There’s some kind of dawning hope in her eyes, quickly stifled. “And as soon as she showed up, as soon as I had any emotional reaction at all to that, she became the only thing you could think about.”

He can’t hold her eyes anymore. It feels like Michael is a phantom presence everywhere. “I made a mistake—I thought you would never forgive me, I couldn’t stand hoping, I had to make sure—” His voice is raw. He hates the way he sounds, making excuses for something that only ever made sense in the wave of emotions that swamped him when Michael reappeared.

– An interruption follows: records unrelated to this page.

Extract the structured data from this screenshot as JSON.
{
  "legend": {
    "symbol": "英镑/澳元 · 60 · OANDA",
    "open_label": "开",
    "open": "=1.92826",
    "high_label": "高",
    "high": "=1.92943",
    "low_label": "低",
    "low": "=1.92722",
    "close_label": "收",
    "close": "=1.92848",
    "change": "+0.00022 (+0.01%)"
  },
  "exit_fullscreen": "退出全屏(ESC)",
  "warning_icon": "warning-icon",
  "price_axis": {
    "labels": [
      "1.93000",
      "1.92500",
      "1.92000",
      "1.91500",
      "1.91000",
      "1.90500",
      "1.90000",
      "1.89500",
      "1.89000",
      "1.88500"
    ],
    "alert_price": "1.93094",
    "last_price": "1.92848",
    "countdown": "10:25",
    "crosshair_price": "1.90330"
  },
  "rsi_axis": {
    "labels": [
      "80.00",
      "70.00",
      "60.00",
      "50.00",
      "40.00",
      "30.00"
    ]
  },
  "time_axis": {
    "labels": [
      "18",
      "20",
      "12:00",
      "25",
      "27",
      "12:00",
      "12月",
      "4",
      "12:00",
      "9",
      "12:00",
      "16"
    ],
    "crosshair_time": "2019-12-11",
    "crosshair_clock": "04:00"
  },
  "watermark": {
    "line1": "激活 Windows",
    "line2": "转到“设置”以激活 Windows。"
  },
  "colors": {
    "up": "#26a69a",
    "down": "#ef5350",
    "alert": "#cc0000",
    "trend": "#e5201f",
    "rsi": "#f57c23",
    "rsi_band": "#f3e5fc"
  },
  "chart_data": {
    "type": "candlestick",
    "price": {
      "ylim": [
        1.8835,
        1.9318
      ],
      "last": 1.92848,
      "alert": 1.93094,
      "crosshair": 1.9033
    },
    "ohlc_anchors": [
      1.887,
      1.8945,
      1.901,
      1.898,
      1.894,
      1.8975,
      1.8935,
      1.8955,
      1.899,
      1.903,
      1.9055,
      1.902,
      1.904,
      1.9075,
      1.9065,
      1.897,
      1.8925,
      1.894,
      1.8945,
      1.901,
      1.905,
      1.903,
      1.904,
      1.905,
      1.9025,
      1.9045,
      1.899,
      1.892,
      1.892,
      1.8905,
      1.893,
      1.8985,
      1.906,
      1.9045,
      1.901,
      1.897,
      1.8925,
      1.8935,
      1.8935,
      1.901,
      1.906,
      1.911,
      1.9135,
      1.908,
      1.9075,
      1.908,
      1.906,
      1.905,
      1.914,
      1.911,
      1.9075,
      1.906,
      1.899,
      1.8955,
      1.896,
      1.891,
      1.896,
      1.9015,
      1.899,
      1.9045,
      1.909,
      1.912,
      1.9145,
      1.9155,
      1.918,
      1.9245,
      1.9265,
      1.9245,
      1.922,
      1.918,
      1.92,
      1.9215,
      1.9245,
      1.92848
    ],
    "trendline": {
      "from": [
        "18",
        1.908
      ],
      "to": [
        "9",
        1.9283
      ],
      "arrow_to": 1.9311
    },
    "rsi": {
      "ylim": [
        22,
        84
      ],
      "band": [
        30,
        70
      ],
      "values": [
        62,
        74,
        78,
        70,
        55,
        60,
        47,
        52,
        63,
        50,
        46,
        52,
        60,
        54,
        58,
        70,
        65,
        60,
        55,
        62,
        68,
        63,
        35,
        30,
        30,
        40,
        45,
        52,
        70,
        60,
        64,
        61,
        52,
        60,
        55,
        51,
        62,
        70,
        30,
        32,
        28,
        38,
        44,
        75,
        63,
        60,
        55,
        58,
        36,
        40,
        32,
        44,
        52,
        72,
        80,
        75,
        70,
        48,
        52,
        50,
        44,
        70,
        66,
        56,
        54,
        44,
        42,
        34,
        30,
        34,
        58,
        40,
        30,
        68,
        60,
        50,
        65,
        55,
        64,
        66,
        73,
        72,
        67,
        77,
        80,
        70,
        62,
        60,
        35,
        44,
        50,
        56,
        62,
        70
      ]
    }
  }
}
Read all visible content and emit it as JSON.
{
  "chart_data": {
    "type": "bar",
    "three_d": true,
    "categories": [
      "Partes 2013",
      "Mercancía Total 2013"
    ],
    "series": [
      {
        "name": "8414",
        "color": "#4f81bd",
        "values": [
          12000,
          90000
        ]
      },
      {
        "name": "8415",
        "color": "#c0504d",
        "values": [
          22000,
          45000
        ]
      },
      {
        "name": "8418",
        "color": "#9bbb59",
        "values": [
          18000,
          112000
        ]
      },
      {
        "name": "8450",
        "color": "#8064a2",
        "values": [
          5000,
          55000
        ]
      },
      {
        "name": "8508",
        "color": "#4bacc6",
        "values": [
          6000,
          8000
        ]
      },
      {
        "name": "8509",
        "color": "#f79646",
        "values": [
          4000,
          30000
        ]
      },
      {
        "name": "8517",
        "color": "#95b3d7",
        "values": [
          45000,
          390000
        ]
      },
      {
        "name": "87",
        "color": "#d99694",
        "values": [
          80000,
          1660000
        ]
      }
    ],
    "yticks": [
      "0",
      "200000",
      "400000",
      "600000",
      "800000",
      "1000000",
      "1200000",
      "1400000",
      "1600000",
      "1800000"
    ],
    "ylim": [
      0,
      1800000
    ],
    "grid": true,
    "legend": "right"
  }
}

“You disappeared into your quarters for more than a week to drink and have sex with her. You only re-emerged when she was gone. What logical conclusion could I possibly draw from that, other than that she was who you wanted all along?”

“I’m not a logical person, Burnham! I’m human, and not even a very rational human.” He’s been trying not to shout at her but the frustration—and, mostly the anger at himself—is overwhelming. “You knew that very well when we started this—”

“One of the few things I knew,” she says, her voice acid.

“You’re fucking my doppelganger! How is that logical?” He can almost hear Elan saying Nice work, Gabe, that’ll calm things down, but the words are already out of his mouth.

Burnham actually laughs, once, short and sharp. “Perhaps I’m investigating exactly how different the same person from two different universes can be. Perhaps I find that regular physical satisfaction improves my mental focus.” Her tone is ugly. “Given your indulgences with my counterpart, it would be illogical for you to be emotionally affected by my own.”

“He’s not in love with you.”

“He has never claimed to be, nor I him. If you have nothing more to say on our original topic of discussion, I will dismiss myself.” Burnham doesn’t wait for him to agree before she leaves his quarters.